The simulation begins with establish empirically a model of equilibrium equations
based on laboratory data in the existing literature. The model verification utilized
data from cascade solvent extraction at the Idaho National Laboratory, USA.
Subsequently, the appropriate software with best iteration capability is determined
to perform simulations under certain conditions. This study employs three
different software, including Microsoft Excel, MATLAB R2022a, and
SIMULINK 10.5. Afterwards, a set of simulations is performed to determine the
optimum process parameters on the separation of La and Nd in a cascade mixersettler
circuit. The process parameters include the organic and aqueous (O/A) ratio
of the extraction stage ranges by 1, 2, and 2.5; the O/A ratio of the scrubbing stage
varies by 4, 6, and 10; the pH of the extraction stage differs by 1, 1.25, and 1.5;
the acid concentration of the scrub solution diverges by 0.5, 1, and 2M; and the
reflux ratio from stripping to scrubbing alters by 5%, 10%, and 20%. The process
performance is evaluated from extraction and scrubbing efficiency, as well as
purity of raffinate, and organic product resulted from scrubbing.

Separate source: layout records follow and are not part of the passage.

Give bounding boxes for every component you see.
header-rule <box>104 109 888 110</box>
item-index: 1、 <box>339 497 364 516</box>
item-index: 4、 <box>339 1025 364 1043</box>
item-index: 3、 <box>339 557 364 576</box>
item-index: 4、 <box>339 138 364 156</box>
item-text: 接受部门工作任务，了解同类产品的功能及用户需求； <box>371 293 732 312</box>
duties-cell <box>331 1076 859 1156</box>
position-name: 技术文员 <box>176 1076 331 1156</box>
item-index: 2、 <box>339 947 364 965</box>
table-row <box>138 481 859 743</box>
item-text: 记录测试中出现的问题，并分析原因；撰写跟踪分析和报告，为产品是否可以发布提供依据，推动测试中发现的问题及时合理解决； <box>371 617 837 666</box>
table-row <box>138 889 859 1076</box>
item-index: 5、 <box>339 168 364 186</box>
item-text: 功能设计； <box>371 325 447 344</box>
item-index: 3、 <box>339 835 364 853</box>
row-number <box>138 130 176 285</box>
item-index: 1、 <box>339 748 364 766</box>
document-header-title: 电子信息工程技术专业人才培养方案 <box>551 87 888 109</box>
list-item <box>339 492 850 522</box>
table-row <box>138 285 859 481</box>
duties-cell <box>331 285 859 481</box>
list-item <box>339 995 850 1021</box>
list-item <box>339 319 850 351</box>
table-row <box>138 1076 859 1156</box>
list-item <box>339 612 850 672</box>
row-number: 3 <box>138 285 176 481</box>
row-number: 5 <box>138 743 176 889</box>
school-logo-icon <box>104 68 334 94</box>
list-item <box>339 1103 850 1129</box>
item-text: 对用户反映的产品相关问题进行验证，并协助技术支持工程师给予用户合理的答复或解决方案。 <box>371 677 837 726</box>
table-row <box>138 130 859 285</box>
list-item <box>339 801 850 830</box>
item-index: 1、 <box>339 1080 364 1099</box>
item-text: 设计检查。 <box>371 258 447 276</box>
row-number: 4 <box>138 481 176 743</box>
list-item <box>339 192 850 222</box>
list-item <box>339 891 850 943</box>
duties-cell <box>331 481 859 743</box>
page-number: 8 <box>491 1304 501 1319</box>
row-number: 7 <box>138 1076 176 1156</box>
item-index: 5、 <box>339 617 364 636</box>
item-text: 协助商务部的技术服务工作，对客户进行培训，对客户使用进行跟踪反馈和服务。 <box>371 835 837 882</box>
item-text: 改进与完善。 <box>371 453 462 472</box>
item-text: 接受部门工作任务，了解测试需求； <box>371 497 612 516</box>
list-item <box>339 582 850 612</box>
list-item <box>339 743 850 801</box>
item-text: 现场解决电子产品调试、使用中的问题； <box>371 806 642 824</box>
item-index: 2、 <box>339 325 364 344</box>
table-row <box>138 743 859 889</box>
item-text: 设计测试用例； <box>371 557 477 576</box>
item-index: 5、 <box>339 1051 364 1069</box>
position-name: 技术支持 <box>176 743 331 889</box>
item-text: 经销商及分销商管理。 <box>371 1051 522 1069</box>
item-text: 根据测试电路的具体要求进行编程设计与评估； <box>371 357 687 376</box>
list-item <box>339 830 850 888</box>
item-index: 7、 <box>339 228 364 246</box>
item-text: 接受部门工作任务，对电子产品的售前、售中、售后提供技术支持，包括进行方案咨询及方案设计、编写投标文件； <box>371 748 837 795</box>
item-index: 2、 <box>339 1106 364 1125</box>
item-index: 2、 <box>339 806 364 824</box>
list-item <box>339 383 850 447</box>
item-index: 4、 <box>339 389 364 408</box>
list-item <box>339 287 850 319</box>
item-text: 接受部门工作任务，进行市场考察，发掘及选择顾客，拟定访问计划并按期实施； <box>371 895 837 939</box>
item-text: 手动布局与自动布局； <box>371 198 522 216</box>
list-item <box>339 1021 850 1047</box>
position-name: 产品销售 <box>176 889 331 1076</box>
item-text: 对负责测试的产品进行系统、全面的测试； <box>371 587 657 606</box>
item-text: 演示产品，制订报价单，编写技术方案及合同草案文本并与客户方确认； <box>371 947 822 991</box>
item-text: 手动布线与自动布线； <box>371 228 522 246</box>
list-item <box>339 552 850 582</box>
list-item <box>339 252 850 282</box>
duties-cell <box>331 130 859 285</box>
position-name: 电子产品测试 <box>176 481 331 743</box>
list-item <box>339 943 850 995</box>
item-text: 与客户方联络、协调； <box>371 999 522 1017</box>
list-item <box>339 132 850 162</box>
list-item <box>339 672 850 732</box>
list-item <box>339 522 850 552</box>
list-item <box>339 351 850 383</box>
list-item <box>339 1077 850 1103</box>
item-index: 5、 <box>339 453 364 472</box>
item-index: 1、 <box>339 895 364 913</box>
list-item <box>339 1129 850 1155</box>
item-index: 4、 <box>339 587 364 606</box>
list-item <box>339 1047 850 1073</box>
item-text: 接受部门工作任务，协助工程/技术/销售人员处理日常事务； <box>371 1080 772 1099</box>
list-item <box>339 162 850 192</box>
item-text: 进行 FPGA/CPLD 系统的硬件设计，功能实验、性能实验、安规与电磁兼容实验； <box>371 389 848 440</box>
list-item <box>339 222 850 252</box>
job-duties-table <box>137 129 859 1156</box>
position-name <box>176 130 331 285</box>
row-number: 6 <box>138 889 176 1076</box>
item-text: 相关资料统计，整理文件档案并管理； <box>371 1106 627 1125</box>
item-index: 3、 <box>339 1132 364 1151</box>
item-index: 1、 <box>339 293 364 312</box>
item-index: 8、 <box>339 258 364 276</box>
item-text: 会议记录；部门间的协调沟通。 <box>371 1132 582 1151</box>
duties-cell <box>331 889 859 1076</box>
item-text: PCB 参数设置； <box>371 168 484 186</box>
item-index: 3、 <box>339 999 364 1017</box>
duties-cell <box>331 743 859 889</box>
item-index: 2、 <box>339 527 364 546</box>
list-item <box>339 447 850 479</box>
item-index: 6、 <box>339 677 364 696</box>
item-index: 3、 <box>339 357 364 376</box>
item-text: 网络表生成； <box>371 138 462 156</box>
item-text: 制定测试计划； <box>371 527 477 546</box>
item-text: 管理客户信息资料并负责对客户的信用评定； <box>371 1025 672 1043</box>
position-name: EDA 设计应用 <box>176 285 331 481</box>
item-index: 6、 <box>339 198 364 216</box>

Determination of
optimum parameters is performed by utilizing grey relational analysis (GRA).
This research exhibit results the reaction equilibrium equations empirical model
has the equilibrium constants for La, Ce, Pr, and Nd extraction -3.3733, -2.648, -
2.2943, and -2.1093, respectively. Microsoft Excel is selected for extraction
simulation for an O/A ratio of 2.0 at pH 1.5 and an O/A ratio of 2.5 in all pH
variation. MATLAB R2022a is decided to perform all scrubbing simulations.
SIMULINK 10.5 is chosen to perform extraction simulation for an O/A ratio of
2.0 at pH 1 and 1.25 and an O/A ratio of 1 in all pH variation. The optimum
condition to separate La and Nd based on simulation results and GRA is
extraction with an O/A ratio of 2.0 at pH 1.5 followed by scrubbing with an O/A
ratio of 6 and acid concentration of 1 M. For this separation, reflux from stripping
to scrubbing insignificantly increases product purity.